For purposes of comparison, the chart below shows both the projected treatment investment and the return. The red (dark) bars and the blue (light) bars represent respectively the cost of untreated AOD problems and the proposed treatment investment. The ones furthest left represent the current relationship of a $34 Billion cost and a $600,000 investment. Note again that the cost is always higher than the return because it is a combination of the investment plus the cost of remaining untreated AOD problems.



Citations

CASA (2001), "Shoveling Up: The Impact of Substance Abuse on State Budgets." The National Center on Addiction and Substance Abuse at Columbia University.

McLellan, Thomas; Lewis, David; O'Brien, Charles, and Kleber, Herbert (2000). Drug Dependence, a Chronic Medical Illness: Implications for Treatment, Insurance, and Outcomes Evaluation. Journal of the American Medical Association. 284:1689-1695.
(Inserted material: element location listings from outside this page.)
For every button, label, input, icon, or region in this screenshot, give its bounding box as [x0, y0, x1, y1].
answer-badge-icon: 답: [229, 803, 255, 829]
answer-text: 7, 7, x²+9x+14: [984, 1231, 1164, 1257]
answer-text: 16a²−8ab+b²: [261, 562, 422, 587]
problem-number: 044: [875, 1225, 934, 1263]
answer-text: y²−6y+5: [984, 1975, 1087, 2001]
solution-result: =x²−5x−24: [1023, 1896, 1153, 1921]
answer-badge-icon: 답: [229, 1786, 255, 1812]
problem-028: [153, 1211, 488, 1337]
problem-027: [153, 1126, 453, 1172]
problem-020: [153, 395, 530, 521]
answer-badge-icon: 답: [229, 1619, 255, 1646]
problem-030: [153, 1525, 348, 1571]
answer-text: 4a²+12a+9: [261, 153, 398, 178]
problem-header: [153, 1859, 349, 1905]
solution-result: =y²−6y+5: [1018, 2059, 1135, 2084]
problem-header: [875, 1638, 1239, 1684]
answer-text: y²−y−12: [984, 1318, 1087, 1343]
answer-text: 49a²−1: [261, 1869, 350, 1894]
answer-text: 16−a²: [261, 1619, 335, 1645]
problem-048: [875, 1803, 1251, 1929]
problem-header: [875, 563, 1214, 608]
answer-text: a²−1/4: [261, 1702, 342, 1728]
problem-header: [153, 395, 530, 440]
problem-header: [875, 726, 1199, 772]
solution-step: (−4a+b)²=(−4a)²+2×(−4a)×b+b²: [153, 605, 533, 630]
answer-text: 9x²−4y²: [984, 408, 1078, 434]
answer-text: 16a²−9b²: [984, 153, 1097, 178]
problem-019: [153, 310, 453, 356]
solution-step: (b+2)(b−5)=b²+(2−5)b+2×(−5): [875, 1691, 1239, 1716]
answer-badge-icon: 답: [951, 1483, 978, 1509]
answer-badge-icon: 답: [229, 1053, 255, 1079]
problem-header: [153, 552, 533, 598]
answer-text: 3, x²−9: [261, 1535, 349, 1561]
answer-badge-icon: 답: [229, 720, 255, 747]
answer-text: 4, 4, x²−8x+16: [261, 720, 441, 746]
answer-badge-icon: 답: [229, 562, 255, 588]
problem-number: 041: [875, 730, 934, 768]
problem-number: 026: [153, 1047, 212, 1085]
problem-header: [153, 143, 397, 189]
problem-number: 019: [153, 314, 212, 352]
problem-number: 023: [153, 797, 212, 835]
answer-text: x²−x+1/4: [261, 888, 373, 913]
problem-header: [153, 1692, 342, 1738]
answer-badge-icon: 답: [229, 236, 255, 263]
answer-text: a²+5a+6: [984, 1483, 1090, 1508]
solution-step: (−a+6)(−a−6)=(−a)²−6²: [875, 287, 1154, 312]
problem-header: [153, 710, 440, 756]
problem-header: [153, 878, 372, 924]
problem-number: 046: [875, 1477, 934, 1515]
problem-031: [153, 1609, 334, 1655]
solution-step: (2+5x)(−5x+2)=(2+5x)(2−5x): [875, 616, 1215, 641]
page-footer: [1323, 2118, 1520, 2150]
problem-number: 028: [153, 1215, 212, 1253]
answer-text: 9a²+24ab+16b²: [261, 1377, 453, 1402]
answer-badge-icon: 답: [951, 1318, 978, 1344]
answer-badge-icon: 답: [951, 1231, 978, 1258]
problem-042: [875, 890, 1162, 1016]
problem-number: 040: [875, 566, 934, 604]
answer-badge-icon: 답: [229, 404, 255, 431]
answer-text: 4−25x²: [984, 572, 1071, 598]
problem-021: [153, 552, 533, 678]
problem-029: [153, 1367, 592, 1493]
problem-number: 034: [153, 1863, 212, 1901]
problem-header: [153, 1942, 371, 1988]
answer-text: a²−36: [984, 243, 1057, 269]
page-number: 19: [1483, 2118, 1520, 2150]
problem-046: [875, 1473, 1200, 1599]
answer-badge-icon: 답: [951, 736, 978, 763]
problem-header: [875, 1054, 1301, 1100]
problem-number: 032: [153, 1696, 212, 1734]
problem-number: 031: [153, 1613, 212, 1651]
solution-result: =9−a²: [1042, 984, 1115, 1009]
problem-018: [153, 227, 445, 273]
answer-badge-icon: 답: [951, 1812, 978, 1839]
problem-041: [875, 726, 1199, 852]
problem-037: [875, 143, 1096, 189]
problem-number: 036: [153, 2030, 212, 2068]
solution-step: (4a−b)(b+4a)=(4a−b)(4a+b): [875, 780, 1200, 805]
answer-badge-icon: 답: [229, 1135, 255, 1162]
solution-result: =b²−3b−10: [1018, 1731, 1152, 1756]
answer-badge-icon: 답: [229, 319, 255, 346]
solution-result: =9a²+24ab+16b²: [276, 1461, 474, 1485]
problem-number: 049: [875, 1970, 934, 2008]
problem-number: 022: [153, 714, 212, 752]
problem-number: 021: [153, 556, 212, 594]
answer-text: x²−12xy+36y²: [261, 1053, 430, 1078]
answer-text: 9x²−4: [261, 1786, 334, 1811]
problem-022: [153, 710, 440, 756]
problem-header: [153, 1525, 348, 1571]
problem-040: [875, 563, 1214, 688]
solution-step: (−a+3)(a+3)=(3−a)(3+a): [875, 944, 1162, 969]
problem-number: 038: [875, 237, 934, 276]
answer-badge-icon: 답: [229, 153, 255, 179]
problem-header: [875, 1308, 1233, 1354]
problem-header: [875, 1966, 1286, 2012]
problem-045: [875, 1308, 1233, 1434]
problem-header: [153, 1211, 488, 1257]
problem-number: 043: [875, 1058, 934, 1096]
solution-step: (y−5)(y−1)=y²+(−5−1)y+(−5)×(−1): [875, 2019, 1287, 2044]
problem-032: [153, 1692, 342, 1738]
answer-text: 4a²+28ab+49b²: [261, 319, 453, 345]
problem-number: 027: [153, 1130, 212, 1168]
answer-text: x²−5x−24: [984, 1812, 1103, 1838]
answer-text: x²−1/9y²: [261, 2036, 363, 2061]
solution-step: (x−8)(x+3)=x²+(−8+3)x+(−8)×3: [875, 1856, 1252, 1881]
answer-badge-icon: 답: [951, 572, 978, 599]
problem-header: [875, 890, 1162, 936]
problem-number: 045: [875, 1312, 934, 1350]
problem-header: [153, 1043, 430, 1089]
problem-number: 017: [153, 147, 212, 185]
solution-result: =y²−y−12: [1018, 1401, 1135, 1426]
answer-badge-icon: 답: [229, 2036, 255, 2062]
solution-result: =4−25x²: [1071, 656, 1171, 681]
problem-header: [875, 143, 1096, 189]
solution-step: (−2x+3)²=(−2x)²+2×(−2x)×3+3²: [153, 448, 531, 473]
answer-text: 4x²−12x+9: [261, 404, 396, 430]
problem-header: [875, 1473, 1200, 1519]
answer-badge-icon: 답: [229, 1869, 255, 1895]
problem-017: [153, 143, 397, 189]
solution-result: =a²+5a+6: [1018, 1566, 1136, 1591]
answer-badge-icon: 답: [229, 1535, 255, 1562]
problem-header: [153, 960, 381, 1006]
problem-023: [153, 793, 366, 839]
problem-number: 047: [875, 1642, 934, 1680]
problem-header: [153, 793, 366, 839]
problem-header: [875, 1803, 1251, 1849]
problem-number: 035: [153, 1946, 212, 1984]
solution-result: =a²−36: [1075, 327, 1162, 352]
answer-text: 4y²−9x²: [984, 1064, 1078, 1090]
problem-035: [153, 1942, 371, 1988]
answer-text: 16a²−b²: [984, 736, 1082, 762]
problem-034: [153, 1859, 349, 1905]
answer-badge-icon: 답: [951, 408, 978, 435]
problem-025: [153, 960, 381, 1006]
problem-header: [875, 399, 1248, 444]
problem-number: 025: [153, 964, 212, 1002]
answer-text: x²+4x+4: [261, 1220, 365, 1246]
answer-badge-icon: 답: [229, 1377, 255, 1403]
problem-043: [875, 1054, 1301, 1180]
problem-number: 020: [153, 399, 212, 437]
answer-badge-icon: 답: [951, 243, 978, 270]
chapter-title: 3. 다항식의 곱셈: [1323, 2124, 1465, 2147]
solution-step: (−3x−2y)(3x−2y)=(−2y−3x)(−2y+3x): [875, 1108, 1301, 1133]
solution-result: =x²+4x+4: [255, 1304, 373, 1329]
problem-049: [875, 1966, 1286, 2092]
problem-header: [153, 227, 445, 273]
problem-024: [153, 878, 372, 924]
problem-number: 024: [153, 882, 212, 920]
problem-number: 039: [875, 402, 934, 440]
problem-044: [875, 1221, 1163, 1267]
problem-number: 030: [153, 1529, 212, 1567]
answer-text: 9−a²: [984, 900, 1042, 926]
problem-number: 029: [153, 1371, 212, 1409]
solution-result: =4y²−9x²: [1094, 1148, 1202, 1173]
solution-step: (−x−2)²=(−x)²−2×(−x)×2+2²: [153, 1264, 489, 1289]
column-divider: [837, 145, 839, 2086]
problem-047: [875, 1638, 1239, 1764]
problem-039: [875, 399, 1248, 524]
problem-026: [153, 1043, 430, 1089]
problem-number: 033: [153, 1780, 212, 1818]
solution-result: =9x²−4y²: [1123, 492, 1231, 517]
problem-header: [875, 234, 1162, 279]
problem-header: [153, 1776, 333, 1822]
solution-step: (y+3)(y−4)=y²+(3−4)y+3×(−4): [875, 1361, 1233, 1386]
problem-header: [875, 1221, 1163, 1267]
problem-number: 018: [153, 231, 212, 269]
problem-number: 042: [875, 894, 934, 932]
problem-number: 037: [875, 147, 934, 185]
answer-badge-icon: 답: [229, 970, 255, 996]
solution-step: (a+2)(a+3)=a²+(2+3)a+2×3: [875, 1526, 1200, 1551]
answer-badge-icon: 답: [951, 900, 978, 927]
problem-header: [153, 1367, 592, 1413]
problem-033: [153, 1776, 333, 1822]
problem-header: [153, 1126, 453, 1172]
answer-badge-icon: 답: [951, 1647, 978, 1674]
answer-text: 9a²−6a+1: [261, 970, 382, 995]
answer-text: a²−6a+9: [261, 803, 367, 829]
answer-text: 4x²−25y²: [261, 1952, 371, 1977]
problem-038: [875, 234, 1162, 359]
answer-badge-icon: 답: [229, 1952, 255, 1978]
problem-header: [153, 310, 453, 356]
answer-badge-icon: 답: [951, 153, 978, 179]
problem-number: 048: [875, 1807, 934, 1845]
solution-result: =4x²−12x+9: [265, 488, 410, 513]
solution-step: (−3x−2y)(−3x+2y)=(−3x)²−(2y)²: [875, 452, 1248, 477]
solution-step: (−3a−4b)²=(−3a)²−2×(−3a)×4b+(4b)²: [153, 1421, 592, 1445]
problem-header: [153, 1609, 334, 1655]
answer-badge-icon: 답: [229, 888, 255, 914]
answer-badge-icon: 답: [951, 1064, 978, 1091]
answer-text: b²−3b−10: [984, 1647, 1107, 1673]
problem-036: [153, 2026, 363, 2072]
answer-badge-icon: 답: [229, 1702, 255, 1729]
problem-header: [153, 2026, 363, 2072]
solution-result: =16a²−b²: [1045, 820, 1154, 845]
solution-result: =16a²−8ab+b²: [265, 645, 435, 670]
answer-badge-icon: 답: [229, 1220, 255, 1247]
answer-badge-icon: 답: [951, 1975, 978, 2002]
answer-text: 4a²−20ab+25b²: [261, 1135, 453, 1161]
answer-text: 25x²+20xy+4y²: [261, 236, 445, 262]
NIDA (1999). Principles of drug Addiction Treatment: A Research-Based Guide. National Institutes of Health, U.S. Department of Health and Human Services.

NIDA/NIAAA (1995). The Economic Costs of Alcohol and Drug Abuse in the United States-1992, Executive Summary. National Institute on Drug Abuse/National Institute on Alcohol Abuse and Alcoholism, 1995.

Substance Abuse and Mental Health Services Administration (1998), "National Household Survey on Drug Abuse," U.S. Department of Health and Human Services. Rockville, MD.

Substance Abuse and Mental Health Services Administration (2002), "National Household Survey on Drug Abuse," U.S. Department of Health and Human Services. Rockville, MD.

White House Office of National Drug Control Policy (2001), The Economic Costs of Drug Abuse in the United States 1992 - 1998.